Think of it as a seesaw in which one party is permanently held aloft whilst the other is weighted down.

With adjectives like ugly and coarse trailing us around, it becomes easier to treat us as valueless and indeed to view ourselves as such. It’s how so much of popular hip-hop can reduce us to bitches - there for easy sex and violence.

Black men and women are ourselves capable of misogynoir. As products of a society built on racism (the country’s current great wealth can be traced back to slavery and colonialism) we sometimes internalize its toxic messages ourselves. We do it when we tell brown girls that they are too dark to be thought of as beautiful.
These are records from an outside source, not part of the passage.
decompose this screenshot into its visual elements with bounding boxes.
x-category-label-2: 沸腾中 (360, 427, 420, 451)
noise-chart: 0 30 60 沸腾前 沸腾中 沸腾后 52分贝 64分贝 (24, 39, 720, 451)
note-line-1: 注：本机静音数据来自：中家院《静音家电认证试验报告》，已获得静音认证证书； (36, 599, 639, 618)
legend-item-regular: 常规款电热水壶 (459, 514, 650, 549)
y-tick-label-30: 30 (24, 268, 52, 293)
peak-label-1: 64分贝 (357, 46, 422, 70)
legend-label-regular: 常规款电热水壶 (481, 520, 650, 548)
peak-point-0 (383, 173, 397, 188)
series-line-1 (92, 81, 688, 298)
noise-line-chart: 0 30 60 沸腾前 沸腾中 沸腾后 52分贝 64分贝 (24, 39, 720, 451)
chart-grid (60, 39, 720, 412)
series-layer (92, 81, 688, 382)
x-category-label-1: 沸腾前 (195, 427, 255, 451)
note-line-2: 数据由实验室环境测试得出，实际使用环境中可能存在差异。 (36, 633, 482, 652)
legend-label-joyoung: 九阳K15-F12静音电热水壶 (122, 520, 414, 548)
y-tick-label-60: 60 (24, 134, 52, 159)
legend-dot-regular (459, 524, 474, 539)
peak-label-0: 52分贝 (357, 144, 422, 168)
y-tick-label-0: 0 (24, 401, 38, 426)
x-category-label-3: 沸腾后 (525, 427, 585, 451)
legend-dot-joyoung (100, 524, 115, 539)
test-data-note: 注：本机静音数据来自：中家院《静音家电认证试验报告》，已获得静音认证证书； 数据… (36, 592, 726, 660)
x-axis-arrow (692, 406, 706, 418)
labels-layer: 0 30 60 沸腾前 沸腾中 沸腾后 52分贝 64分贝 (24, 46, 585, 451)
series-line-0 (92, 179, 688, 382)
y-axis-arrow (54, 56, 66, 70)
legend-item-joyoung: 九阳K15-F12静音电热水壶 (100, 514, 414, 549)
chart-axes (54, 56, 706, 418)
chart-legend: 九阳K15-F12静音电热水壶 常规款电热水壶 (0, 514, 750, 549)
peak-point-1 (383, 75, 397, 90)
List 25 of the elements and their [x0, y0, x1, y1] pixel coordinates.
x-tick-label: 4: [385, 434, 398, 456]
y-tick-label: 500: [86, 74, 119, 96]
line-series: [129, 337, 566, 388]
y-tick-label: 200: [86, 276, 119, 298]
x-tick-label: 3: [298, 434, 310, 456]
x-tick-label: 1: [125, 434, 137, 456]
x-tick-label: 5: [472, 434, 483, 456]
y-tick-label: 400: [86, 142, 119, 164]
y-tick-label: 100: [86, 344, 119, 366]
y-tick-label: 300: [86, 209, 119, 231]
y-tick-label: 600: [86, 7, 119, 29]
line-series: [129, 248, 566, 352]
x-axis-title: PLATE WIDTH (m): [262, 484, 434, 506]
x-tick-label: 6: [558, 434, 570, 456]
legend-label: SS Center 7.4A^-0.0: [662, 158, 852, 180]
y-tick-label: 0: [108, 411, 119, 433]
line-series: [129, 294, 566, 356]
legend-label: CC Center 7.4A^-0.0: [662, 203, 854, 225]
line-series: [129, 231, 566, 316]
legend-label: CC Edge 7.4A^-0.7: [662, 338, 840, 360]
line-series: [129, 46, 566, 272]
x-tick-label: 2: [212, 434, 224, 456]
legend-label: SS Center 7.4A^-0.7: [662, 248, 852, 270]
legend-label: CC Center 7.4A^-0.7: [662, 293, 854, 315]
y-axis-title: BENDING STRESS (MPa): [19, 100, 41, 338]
The concept of misogynoir helps us understand that, whether it’s our representation as overly-sexualized twerking bums (Lily, Miley, hip-hop, I'm looking at you), or as too masculine, mythical ‘strong black women’ (The Help), we’re not given the chance to be seen as fully human. 

It’s not good enough. Feminists must accept this fact and be willing to speak out when they see misogynoir rear its ugly head – it is one way of making feminism become truly inclusive. 

Misogynoir is pervasive, so you had better get practicing on your pronunciation.